Warning This is a prototype for development only. No security considerations have been made. All services run as root!
To build and run the container locally with hot reload on python files do:
DOCKER_BUILDKIT=1 docker build . -t gbnc
docker run \
--env HUGGING_FACE_HUB_TOKEN=$HUGGING_FACE_HUB_TOKEN \
--volume "$(pwd)/gswikichat":/workspace/gswikichat \
--volume gbnc_cache:/root/.cache \
--publish 8000:8000 \
--rm \
--interactive \
--tty \
--name gbnc \
gbnc
Point your browser to http://localhost:8000/ and use the frontend.

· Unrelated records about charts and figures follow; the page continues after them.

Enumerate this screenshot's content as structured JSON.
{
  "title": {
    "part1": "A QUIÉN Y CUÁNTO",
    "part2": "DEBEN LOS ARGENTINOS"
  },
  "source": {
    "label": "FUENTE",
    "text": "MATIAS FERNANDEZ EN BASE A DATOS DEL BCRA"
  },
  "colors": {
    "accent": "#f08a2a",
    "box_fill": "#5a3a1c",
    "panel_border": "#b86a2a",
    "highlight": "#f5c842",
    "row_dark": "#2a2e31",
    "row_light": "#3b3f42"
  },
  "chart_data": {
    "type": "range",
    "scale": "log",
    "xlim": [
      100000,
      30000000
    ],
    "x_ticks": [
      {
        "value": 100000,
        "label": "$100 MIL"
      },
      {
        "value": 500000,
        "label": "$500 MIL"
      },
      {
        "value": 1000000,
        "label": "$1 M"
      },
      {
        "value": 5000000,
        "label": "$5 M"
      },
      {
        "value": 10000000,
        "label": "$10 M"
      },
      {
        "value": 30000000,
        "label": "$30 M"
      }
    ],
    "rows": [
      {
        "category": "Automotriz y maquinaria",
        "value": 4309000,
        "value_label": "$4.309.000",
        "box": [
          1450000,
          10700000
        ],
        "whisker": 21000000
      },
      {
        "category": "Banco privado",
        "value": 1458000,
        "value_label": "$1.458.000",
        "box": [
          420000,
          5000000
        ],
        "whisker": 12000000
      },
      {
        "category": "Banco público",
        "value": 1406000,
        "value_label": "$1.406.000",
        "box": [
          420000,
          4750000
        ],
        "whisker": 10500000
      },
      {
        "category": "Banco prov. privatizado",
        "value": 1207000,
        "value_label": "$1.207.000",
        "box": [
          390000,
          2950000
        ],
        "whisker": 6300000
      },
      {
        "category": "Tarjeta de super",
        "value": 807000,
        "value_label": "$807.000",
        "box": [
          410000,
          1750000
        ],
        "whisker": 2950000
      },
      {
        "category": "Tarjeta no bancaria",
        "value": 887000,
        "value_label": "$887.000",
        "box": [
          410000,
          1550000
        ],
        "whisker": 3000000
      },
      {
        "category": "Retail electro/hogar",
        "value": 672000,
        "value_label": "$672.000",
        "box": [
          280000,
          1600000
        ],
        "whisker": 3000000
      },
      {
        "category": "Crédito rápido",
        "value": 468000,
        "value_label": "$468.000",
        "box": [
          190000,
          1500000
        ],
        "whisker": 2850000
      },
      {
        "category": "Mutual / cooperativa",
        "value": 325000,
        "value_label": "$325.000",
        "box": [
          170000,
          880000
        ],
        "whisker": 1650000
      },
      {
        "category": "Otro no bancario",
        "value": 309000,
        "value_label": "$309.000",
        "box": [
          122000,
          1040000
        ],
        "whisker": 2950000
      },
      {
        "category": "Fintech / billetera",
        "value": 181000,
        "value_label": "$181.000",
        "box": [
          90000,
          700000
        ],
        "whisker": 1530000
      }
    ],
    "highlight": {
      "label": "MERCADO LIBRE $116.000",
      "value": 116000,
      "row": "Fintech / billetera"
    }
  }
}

The container works on runpod.io GPU instances. A template is available here.
python -m venv .venv
. ./.venv/bin/activate
pip install -r requirements.txt
cd frontend
yarn dev
One container running all the components. No separation to keep it simple. Based on Nvidia CUDA containers in order to support GPU acceleration. Small models work on laptop CPUs too (tested i7-1260P).
The container runs Ollama for LLM inference. Will probably not scale enough when run as a service for multiple users, but enough for testing.
The Microsoft Phi2 2.7B model is run by default. The model runs locally using Ollama. Can be switched with the MODEL
docker build arg.
The Haystack RAG framework is used to implement Retrieval Augmented Generation on a minimal test dataset.
A FastAPI server is running in the container. It exposes an API to receive a question from the frontend, runs the Haystack RAG and returns the response.
A minimal frontend lets the user input a question and renders the response from the system.